Any non-2xx response triggers retry (10s, then 30s). After three total failures the event is dropped (logged on the control plane).
### Other providers
Discord, Slack, Teams, Google Chat, Telegram, and Matrix receive a formatted text message — the same fields, rendered as human-readable text — not the JSON payload. Use webhook if you need the structured event.
## Extending the control plane
The OSS control plane is designed to be embedded by a private cloud distribution without forking. Import this module, implement the `Extension` interface from `pkg/cpextension`, and pass it to `cpserver.Run`:
```go
import (
"git.omukk.dev/wrenn/wrenn/pkg/cpextension"
"git.omukk.dev/wrenn/wrenn/pkg/cpserver"
)
func main() {
cpserver.Run(
cpserver.WithVersion("cloud-1.0.0"),
cpserver.WithExtensions(&myExtension{}),
)
}
```
Every extension implements two methods:
```go
RegisterRoutes(r chi.Router, sctx cpextension.ServerContext)
BackgroundWorkers(sctx cpextension.ServerContext) []func(context.Context)
```
`ServerContext` exposes the initialized OSS services so extensions never re-implement them: `Queries`, `PgPool`, `Redis`, `HostPool`, `Scheduler`, `CA`, `Audit`, `Mailer`, `OAuthRegistry`, `Channels`, `ChannelPub`, `JWTSecret`, `Sessions`, `Config`.

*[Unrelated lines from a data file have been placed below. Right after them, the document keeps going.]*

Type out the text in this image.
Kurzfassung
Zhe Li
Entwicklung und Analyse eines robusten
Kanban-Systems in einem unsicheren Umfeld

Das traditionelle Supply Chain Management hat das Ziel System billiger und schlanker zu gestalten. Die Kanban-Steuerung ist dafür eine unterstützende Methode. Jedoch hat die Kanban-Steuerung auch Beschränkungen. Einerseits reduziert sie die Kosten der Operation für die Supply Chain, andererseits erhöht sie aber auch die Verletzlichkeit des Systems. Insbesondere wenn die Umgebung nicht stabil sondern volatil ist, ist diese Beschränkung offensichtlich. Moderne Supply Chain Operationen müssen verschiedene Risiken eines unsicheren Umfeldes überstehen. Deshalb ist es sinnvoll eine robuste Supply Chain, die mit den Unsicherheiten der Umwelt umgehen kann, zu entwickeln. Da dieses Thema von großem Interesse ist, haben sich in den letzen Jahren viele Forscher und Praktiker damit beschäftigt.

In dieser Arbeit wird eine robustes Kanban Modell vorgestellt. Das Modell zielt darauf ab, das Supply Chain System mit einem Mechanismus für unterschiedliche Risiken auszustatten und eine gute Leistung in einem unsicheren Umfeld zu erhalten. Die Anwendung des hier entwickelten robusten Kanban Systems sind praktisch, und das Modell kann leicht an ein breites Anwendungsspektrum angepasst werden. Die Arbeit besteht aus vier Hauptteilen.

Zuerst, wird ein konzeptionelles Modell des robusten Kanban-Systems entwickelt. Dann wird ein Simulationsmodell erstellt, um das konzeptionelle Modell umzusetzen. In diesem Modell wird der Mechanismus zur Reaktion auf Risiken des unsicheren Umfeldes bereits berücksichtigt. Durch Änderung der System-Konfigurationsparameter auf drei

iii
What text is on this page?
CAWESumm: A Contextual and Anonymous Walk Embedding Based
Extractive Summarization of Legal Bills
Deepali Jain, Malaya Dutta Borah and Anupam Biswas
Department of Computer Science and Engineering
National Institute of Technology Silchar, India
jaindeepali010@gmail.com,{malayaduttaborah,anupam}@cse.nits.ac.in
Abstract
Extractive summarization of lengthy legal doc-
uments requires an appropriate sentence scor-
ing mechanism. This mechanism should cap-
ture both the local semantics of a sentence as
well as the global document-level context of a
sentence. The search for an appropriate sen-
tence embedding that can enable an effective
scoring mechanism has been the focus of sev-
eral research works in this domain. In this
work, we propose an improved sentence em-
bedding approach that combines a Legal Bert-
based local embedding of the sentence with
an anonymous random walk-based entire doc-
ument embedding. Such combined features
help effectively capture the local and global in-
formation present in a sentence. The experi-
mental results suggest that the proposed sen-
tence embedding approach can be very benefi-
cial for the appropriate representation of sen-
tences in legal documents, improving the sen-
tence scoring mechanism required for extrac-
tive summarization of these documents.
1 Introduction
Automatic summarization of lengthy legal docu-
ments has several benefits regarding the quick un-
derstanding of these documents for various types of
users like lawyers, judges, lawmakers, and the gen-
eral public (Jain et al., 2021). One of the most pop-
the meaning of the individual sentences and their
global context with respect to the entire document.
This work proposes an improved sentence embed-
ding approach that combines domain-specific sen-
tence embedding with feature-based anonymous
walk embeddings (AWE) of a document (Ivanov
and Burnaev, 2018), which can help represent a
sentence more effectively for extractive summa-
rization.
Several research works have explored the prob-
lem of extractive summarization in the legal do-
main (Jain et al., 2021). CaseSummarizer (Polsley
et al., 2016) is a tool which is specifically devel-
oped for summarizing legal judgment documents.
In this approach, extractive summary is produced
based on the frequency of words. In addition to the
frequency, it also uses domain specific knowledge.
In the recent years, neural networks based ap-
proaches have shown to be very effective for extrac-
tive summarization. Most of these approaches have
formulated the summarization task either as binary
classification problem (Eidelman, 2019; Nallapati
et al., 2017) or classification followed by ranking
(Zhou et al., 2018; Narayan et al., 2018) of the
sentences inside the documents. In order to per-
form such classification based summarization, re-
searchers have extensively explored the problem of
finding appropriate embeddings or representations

### Optional hook interfaces
An extension can also implement any subset of these — the OSS server type-asserts at startup:
| Interface | When it fires | Failure semantics |
|---|---|---|
| `MiddlewareProvider` | Wraps every OSS route before registration | n/a |
| `AuthHook.OnSignup(ctx, userID, teamID, email)` | After team provisioning on email-activate or OAuth-new-signup | Error aborts signup with 500 `signup_hook_failed` (billing customer creation must succeed) |
| `AuthHook.OnLogin(ctx, userID)` | After a successful login or OAuth callback | Error logged, login still succeeds |
| `AuthHook.OnAccountSoftDelete(ctx, userID)` | After `DELETE /v1/me` commits | Error logged, request still succeeds |
| `AuthHook.OnAccountHardDelete(ctx, userID)` | After the 15-day cleanup goroutine purges a soft-deleted account | Error logged, cleanup continues |
| `SandboxEventHook.OnSandboxEvent(ctx, ev)` | Capsule create/pause/resume/destroy success, from the Redis stream consumer | Error leaves the message un-acked — hooks **must** be idempotent |
| `LimitsProvider.EffectiveLimits(ctx, teamID)` | `POST /v1/capsules` consults before scheduling | Returns 402 (`concurrent_sandbox_limit` / `vcpu_limit` / `memory_limit`) when over |
| `UsageProvider.CurrentUsage(ctx, teamID)` | Feeds `LimitsProvider` checks; falls back to OSS DB-backed default | Error → 402 `usage_unavailable` |
### Auth middleware helpers
For extensions that gate their own routes:
```go
r.With(cpextension.RequireSession(sctx)).Get("/billing", handler)
r.With(cpextension.RequireSessionOrAPIKey(sctx)).Get("/usage", handler)
r.With(cpextension.RequireSession(sctx), cpextension.RequireAdmin(sctx)).Get("/admin/exports", handler)
// Issue a session from a custom flow (e.g. invite-accept):
sess, err := cpextension.IssueSession(w, r, sctx, userID, teamID)
```
Cookie/header names are exported as `cpextension.SessionCookieName`, `CSRFCookieName`, `CSRFHeaderName`.
See `CLAUDE.md` for full architecture documentation.